5. As fewer Canadians die from hepatitis C, more are dying from overdose

As current hepatitis C treatments cure more than 95 per cent of people of the infection, liver-related mortality rates have dropped among this population. However, researchers in British Columbia noted a simultaneous increase in overdose-related deaths among people who had had hepatitis C.

Analyzing health-related information from 1.3 million people who had undergone hepatitis C testing in the province, the study found that people with hepatitis C died about 18 years prematurely. Despite declining liver-related mortality, deaths related to injection drug use have increased. These findings highlighted the importance of addressing drug user health more holistically, and seeing hepatitis C as only one of many health priorities for this population.

4. Progress in HIV testing innovation in Canada

Health Canada has approved an expanded use of the INSTI rapid point-of-care HIV test, eliminating the regulatory hurdle for the test to be used by a broader range of service providers in a wider range of settings. The Canadian-made technology is currently used to provide rapid HIV test results in clinics across the country, and this change would allow the test to be used by non-clinical staff, such as counsellors and peer testers, and in non-clinical settings such as outreach events. The next step is for provincial health policies to be updated to align with this new approved use of the technology.

Self-testing also came one step closer to reality in Canada, as researchers launched a large national study to evaluate the feasibility and acceptability of this approach. The study is enrolling 1,000 participants from key populations affected by HIV in Canada, and the results will be used to support an application for Health Canada to approve self-testing. Seventy-seven countries already have policies allowing HIV self-testing.

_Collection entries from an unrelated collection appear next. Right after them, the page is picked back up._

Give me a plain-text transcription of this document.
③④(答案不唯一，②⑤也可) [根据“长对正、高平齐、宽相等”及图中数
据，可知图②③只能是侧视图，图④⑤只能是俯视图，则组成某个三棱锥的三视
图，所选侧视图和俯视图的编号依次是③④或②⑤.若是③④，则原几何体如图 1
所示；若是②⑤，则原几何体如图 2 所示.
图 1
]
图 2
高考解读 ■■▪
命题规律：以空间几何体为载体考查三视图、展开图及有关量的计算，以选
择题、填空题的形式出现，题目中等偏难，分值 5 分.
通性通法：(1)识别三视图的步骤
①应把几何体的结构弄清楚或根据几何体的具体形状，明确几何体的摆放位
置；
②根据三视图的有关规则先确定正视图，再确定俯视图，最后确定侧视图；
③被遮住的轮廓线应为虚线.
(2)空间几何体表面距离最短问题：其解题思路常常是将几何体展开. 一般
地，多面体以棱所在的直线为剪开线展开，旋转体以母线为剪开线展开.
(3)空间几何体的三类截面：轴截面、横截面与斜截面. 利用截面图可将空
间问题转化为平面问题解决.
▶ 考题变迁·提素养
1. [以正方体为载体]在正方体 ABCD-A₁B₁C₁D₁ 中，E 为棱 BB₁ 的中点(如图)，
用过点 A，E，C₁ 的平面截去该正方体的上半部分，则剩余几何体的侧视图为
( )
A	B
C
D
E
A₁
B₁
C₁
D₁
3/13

3. Safer supply programs emerge as a priority for the overdose response

Overdose prevention sites and supervised consumption sites have popped up across the country to respond to an epidemic of opioid overdoses, which claimed nearly 13,000 lives in Canada between 2016 and March 2019. While these sites have been effective at reversing overdoses and linking people to health services, some organizations are piloting programs that also address the root causes of the crisis – a contaminated drug supply.

“Safer supply” programs aim to prevent overdoses by providing people dependent on opioids with a prescribed dose of a pharmaceutical opioid, ensuring it is free of contaminants such as fentanyl. The approach has been successful in several European countries and in two groundbreaking Canadian research trials. Several different models of safer supply programs have been implemented in British Columbia and Ontario, with the goal of ensuring people dependent on opioids are no longer reliant on the contaminated illicit market, consequently preventing accidental overdoses and saving lives.

2. Government of Canada launches action plan on sexually transmitted and bloodborne infections

More than 15 years since Canada’s last strategy on HIV/AIDS, the Government of Canada published a new action plan to address sexually transmitted and bloodborne infections. The new action plan emphasizes prevention, improving access to testing and treatment, and reducing stigma and discrimination.

With the first deadline for global HIV and hepatitis C elimination targets approaching next year, the federal government reinforced its commitment to these goals in the action plan, promising to develop “made-in-Canada targets and indicators”.

1. Second person cleared of HIV

Following a similar procedure to the one that cured Timothy Brown of HIV in 2008, researchers in London announced this year that “the London patient” had maintained long-term remission of HIV after stopping treatment.

The procedure, which involved a stem-cell transplant from a donor with an HIV-resistant genetic mutation, is too expensive, medically complex and risky to be a feasible cure on a mass scale. However, the lessons learned from these cases will inform ongoing efforts to refine and test strategies that seek to achieve an HIV cure.